In a city that averages about one slaying a day, Los Angeles hasn't seen a homicide in eight days, continuing a decline in crime for the year, according to figures from the L.A. Police Department.
The most recent homicide in the city occurred Oct. 8 and was the 217th this year. Homicides are down 9% from the same period in 2012, a drop of 21 killings.
Det. Kelle Baitx, who has investigated homicides with LAPD's Newton Division for more than two decades, said he was surprised to hear that the city hadn't seen a homicide for an eight-day stretch.
"It's slow here," he said. "It's slow everywhere now."
He said last year, the division saw a record low of 16 homicides, a stark difference from the 1990s, when he said the division would handle more than 100 killings a year.
"That was just the nature of the beast," he said. "And now, obviously over the last 10 years, things have slowed down."
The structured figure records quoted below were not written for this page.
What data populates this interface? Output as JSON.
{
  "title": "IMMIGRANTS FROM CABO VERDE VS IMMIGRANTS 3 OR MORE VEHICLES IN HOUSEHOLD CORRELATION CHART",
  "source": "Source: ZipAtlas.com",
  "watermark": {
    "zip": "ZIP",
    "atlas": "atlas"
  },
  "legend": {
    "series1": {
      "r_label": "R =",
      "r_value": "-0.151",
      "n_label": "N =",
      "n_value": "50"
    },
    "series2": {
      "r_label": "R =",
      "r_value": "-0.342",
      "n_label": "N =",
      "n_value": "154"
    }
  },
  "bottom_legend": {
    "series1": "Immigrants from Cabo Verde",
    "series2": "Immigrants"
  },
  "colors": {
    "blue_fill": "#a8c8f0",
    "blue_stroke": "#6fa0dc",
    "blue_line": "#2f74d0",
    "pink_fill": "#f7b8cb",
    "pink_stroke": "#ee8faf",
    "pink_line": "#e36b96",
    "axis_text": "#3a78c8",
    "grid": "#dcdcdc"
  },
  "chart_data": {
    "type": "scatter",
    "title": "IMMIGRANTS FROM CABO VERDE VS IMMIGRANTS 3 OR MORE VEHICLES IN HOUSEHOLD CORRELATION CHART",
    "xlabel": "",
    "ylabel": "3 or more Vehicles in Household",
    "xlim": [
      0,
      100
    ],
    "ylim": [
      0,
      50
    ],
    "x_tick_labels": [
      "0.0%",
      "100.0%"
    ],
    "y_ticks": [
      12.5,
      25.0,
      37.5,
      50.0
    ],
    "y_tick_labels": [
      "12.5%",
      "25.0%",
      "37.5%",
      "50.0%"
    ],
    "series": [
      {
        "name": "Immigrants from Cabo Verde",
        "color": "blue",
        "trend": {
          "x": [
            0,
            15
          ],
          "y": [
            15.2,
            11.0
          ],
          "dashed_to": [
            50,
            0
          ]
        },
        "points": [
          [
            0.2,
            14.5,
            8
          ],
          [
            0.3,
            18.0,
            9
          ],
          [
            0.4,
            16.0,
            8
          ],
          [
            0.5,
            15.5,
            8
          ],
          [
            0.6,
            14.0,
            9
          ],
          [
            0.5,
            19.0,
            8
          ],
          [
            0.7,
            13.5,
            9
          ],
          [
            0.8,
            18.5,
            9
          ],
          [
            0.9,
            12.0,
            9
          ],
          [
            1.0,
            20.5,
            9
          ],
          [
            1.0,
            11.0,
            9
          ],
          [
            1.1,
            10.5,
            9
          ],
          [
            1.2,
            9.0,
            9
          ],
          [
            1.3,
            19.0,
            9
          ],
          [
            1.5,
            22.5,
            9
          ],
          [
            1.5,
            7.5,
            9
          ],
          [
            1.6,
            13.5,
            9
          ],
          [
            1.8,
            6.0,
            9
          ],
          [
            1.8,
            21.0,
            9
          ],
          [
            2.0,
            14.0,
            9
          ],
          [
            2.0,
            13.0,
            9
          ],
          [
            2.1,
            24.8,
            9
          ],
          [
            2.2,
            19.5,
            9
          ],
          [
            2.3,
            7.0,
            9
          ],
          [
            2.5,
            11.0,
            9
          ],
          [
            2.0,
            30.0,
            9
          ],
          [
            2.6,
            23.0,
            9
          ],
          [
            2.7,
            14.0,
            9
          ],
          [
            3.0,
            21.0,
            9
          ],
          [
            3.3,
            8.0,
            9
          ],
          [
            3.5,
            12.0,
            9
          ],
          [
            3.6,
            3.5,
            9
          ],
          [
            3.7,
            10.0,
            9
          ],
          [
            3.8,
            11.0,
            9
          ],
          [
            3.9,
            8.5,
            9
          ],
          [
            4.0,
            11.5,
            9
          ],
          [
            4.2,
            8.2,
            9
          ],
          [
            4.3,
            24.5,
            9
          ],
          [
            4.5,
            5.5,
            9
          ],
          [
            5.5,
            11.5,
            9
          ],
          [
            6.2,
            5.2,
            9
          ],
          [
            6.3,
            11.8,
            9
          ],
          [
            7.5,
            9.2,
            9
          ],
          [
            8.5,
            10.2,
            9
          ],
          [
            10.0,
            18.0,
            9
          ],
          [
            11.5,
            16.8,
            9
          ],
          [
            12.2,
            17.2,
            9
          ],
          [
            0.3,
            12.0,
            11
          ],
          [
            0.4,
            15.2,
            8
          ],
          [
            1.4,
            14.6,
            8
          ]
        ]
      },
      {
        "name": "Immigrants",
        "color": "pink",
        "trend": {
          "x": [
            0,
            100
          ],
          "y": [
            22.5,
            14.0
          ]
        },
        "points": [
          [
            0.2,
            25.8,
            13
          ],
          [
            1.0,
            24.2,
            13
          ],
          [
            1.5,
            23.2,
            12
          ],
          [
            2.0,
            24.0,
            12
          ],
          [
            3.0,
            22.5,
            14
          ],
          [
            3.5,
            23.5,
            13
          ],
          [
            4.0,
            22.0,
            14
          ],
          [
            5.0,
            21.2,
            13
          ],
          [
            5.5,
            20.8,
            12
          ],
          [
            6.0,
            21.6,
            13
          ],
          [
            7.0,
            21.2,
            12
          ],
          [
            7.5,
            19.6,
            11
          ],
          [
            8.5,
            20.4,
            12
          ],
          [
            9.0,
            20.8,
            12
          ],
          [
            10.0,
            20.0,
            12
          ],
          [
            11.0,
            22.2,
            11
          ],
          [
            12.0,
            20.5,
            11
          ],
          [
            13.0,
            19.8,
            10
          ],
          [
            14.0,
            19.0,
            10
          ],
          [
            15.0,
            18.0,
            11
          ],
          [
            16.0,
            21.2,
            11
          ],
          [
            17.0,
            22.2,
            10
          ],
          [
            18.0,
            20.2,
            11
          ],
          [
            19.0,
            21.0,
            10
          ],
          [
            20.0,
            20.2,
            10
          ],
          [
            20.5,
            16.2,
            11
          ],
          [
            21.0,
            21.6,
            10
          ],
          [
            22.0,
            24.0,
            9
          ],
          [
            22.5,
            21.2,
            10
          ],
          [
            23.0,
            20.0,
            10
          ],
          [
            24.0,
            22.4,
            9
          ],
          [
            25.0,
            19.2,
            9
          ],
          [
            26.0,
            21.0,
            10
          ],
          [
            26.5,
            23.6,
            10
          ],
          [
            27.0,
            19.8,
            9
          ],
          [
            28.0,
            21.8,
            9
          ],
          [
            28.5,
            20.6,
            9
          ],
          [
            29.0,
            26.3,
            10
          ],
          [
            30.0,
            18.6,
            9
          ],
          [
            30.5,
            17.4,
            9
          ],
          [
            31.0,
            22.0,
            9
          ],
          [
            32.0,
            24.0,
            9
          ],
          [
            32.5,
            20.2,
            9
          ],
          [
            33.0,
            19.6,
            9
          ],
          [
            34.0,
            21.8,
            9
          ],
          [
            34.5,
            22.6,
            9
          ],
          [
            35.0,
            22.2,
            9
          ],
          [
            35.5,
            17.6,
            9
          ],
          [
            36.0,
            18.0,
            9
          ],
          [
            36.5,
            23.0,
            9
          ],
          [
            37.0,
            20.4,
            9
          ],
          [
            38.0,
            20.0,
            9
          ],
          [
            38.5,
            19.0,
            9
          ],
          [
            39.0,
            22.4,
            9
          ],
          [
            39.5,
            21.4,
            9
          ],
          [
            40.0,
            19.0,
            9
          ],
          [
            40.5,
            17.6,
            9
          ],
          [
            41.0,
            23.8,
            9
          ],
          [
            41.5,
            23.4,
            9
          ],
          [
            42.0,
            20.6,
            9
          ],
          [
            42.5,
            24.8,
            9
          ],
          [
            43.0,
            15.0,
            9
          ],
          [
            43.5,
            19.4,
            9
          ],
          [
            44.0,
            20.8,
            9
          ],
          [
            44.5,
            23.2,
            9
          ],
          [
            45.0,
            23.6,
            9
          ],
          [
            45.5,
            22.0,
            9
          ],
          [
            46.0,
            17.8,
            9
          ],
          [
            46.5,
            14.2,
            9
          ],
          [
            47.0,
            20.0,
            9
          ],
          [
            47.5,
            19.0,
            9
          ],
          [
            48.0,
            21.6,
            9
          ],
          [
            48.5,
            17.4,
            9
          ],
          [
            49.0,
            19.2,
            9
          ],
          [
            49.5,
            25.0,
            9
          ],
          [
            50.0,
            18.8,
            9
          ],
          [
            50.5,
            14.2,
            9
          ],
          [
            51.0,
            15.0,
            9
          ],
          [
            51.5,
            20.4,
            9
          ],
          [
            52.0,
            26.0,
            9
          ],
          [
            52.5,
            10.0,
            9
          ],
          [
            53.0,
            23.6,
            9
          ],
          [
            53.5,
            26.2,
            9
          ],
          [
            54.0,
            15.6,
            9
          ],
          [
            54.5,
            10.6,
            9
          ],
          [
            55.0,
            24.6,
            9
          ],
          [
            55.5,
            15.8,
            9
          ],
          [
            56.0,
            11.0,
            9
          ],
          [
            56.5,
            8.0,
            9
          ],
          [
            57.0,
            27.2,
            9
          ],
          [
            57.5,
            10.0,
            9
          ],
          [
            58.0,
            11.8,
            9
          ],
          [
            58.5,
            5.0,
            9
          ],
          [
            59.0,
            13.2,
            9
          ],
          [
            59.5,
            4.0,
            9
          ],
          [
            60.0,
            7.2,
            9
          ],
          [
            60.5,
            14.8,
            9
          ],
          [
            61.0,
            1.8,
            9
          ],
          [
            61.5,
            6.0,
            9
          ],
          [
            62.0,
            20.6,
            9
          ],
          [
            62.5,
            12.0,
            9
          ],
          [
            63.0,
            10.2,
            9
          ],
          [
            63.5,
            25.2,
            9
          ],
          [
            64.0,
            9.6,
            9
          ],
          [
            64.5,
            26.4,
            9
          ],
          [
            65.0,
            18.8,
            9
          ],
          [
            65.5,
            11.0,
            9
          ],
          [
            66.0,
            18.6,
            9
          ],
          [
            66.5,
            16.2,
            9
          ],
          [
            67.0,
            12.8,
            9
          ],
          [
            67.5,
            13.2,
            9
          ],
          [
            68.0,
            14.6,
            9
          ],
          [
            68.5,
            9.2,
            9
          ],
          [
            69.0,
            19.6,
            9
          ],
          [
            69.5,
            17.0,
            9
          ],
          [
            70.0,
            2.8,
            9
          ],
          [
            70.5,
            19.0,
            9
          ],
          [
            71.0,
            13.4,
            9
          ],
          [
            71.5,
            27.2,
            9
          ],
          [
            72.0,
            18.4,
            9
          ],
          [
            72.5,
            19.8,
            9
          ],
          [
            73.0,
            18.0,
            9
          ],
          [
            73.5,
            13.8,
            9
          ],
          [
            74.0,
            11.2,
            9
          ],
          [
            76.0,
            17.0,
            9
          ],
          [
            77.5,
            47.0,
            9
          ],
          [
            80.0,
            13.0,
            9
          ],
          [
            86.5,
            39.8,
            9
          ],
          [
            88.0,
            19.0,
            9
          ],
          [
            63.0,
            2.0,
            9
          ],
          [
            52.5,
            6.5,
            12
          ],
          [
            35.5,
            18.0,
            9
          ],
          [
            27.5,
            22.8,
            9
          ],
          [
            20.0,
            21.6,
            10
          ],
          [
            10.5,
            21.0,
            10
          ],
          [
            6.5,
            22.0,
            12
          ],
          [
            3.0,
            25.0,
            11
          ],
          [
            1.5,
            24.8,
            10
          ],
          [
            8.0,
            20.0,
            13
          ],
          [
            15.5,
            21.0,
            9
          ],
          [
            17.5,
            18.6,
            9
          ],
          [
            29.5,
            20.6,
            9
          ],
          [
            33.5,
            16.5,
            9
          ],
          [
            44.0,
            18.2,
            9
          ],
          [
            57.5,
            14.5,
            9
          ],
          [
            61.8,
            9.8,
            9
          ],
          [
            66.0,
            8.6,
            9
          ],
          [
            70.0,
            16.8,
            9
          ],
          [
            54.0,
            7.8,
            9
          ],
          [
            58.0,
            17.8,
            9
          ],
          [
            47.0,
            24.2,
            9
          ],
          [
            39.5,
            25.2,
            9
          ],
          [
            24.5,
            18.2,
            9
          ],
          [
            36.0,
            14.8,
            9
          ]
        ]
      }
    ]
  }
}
In the southern portion of Los Angeles, which includes the Southeast, Southwest and 77th Street patrol areas, the homicide count is up by nine from the 89 killings reported at the same time last year, Det. Sal LaBarbera said. The division handles about 40% of the city's homicides.
"Now, we get these little upticks," he said. "Even though they're up, everything is still so far down."
Although lower homicide numbers have almost become a norm, talk of a homicide-free stretch is almost taboo because of some detectives' superstitious natures, LaBarbera said.
“Yes, it’s been some time, but we try not to talk about it,” he said.